NYC Beer Week is a reminder of what craft beer is about

If you think the phrase “craft beer” has been watered down, ask Kelly Taylor about it.

“The term ‘craft beer’ has been used almost to death over the last few years,” says Taylor, president of the NYC Brewers Guild, which promotes the city’s craft breweries. Friday begins his busiest time of the year: New York City Beer Week, which is actually 10 days of events all about the small-batch brews being made around the city.

RELATED: Don’t miss these 5 NYC Beer Week events

The message is the same at every one of the 400 or so tastings, talks, dinners, tap takeovers and more taking place through Feb. 28. “To a certain degree, we’re trying to reassert what it means to be a craft beer,” Taylor continues. “It’s made with a certain purpose and a certain degree of character that comes out in the beer, and it’s gotta be presented in a way that elevates the discourse.”

To that end, Beer Week is all about getting beer fans face-to-face with brewers and more knowledgeable about the huge variety of beers being turned out by local producers — the guild has 23 member breweries and several more that don’t have a permanent facility (yet).
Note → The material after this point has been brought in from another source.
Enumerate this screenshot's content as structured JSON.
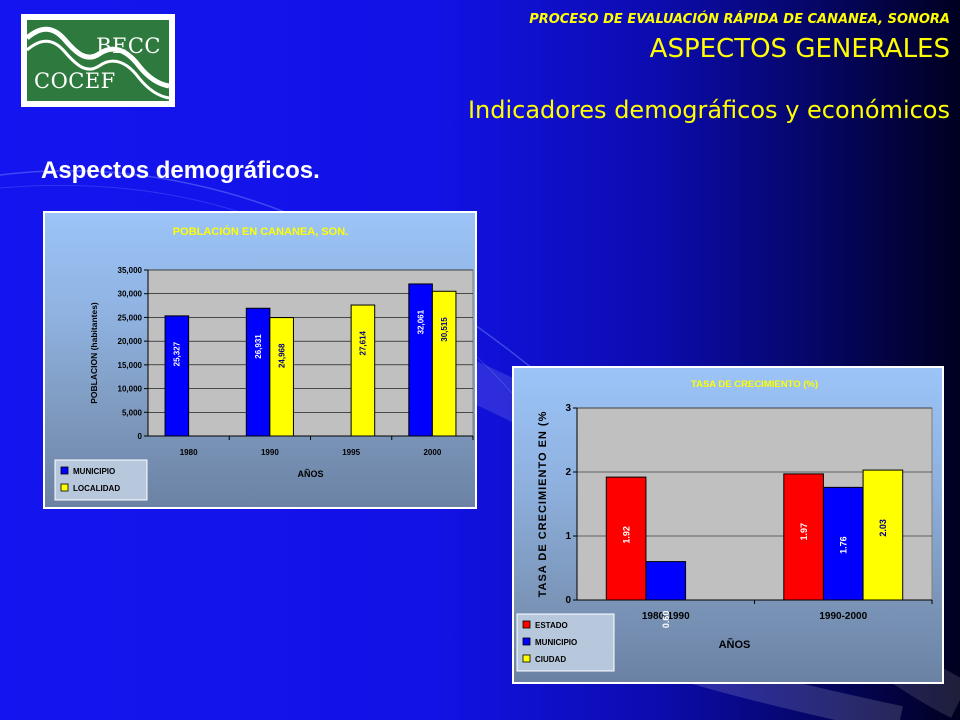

At Greenpoint’s Keg & Lantern brewpub alone, Patrick Allen turned out more than 90 varieties of beer from the three barrels in the basement. “I don’t want to get bored,” Allen says about the turnover, which sees ingredients like cilantro (inspired by the nachos served upstairs) and mushrooms make it into his brews. “The whole fact that I’m enjoying it is the creativity and getting to experiment. If I was making the exact same beers all the time, I think I’d lose a little bit of my passion for it.”

Keg & Lantern didn’t start out that way — the bar used to serve mostly the mass-market beers preferred by the Polish and Korean after-work crowd. It took time, and a lot of experimentation, for Allen to win over the clientele. Now, almost all of the taps are his own brews, which are only available at the bar.
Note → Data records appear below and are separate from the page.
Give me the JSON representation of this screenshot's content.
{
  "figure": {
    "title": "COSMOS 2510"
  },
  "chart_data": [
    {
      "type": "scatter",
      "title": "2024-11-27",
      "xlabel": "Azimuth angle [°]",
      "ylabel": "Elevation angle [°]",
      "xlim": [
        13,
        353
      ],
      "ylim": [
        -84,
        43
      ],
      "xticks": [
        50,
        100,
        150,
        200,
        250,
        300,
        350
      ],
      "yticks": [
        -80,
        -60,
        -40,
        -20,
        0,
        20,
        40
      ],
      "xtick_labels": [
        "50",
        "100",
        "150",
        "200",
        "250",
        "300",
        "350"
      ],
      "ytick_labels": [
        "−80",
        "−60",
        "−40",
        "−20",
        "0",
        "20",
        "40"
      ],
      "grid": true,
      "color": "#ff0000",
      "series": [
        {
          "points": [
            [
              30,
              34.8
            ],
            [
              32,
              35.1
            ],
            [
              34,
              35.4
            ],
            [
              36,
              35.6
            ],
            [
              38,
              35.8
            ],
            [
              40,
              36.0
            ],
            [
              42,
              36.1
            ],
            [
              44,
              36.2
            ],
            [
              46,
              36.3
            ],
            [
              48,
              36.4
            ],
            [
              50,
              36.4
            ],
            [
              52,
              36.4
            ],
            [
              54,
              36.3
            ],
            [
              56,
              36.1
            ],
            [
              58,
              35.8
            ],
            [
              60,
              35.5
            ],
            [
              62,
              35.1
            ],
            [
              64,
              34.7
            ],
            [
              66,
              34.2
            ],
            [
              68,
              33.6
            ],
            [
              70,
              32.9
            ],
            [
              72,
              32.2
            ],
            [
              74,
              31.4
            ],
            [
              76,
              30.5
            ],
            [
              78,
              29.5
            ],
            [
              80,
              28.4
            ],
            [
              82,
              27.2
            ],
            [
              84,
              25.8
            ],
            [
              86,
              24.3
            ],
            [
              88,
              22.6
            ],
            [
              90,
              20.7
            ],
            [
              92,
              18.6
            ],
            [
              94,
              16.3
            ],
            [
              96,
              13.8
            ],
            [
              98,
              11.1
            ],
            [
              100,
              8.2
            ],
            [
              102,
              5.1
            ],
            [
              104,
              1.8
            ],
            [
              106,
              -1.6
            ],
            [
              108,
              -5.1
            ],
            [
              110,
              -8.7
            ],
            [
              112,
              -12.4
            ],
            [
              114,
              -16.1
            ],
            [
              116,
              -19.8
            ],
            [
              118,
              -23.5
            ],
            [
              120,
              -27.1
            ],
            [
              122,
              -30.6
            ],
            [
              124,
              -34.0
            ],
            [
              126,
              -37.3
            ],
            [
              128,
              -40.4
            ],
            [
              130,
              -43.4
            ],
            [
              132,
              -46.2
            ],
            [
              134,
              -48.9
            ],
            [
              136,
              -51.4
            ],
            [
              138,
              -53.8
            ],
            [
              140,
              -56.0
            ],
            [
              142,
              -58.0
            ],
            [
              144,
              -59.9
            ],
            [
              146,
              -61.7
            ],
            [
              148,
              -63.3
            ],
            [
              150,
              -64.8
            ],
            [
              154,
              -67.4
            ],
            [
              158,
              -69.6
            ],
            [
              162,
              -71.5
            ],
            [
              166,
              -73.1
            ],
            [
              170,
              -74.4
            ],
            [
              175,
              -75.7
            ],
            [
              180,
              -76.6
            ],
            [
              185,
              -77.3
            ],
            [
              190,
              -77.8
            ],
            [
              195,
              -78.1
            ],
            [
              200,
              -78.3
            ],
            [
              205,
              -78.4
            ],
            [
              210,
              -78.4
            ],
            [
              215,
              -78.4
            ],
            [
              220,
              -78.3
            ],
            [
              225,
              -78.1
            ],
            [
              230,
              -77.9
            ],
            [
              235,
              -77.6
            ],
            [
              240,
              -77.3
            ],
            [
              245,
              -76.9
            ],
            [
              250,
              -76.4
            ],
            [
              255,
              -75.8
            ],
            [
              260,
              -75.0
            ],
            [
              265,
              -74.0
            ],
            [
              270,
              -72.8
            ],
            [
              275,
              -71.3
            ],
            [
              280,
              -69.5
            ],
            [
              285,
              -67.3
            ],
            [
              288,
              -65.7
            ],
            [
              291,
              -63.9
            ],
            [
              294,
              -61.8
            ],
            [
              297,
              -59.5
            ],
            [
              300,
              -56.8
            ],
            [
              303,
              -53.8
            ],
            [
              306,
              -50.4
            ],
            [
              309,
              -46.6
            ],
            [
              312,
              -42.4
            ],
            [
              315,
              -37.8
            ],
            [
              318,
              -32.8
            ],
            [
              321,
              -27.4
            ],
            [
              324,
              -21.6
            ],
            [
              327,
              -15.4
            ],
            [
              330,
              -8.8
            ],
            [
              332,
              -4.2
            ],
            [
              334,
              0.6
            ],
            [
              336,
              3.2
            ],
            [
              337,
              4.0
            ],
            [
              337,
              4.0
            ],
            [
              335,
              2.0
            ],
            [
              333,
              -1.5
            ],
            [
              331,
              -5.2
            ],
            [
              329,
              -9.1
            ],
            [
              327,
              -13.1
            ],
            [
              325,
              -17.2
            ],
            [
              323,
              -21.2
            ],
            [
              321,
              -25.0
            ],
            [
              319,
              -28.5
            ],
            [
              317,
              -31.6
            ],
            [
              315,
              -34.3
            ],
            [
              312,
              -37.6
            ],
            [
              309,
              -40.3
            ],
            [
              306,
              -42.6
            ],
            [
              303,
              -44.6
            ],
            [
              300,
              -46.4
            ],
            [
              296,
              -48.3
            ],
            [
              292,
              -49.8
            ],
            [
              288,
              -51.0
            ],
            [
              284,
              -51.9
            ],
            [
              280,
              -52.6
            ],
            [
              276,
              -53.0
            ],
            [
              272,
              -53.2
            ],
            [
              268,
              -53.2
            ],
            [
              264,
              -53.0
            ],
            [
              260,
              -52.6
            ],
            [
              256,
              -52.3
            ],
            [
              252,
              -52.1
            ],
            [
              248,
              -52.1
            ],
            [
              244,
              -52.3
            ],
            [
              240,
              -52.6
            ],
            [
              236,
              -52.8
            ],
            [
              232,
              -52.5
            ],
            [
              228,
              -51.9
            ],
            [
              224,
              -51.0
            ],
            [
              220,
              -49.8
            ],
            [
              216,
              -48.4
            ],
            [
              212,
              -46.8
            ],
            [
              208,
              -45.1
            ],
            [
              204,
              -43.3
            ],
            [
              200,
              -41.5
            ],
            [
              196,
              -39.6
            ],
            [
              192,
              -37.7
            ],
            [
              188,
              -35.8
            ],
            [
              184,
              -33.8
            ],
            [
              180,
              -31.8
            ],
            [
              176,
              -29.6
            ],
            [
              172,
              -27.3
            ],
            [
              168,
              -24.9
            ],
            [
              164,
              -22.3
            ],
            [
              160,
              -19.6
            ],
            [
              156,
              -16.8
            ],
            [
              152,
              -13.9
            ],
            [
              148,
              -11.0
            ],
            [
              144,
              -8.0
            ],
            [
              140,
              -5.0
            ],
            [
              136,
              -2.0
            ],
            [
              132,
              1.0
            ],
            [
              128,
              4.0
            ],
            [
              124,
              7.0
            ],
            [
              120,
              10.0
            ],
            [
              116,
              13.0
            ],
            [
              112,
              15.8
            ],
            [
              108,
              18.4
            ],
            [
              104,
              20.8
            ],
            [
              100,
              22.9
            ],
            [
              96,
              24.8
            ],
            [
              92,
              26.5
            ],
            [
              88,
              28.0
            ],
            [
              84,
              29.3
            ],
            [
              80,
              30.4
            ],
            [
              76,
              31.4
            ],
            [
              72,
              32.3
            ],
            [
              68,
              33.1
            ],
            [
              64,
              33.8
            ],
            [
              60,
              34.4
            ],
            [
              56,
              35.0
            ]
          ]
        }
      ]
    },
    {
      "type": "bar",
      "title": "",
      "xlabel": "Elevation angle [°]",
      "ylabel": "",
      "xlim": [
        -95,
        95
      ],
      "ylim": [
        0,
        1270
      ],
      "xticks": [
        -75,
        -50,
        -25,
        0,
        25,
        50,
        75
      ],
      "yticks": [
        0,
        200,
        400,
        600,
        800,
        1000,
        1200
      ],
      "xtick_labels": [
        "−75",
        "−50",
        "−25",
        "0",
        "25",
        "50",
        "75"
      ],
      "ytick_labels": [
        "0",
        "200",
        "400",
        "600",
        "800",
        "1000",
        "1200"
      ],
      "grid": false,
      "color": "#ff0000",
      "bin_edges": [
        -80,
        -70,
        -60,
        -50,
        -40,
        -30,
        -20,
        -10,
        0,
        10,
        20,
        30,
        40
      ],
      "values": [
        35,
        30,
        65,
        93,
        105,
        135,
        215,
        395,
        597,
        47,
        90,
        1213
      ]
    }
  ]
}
“The people that make the craft beer, their personalities come out in the beer,” says Taylor, who is also the co-founder and brewer at Brooklyn’s KelSo Beer Co. “They’re always trying to make something that’s got a little bit of a twist to it, a hook, a flavor, a depth of character. Every brewer has got their fingerprint that gets put on the beer.”

A great way to get a sense of that during Beer Week is on opening day, when 12 breweries across the city will be tapping their SMaSH (state malts and state hops) challenge brews all day long. These beers were all made using the same New York state ingredients, created from concept to tap in about six weeks.

But just because there’s a ton of individuality among brewers doesn’t mean trends don’t emerge. Right now, fully a quarter of all craft beer being sold nationally is an IPA, threatening the dominance of that most American of beer styles.

“It used to be that IPA was the third or fourth seller, and now it’s right up there neck-and-neck with the lager,” says Taylor. Drinkers who used to prefer witbiers are “skipping right over those and going straight for the intensity of a good IPA that’s got tremendous flavor and mouthfeel. It tastes like a classic beer style.”

Credit some of that to East Coast brewers, who have been tempering the hops’ bitterness, says Allen. Though hisGreen Eyes IPA, one of only two beers that Keg & Lantern always keeps on tap, has the dry, clear and bitter style of the West Coast, he’s been trying out the new “softer, juicier” methods as well.

Whichever you prefer, malt is far from out of style. A good IPA still needs a good malt behind it. “If it’s played right,” Taylor says, “you don’t notice it.”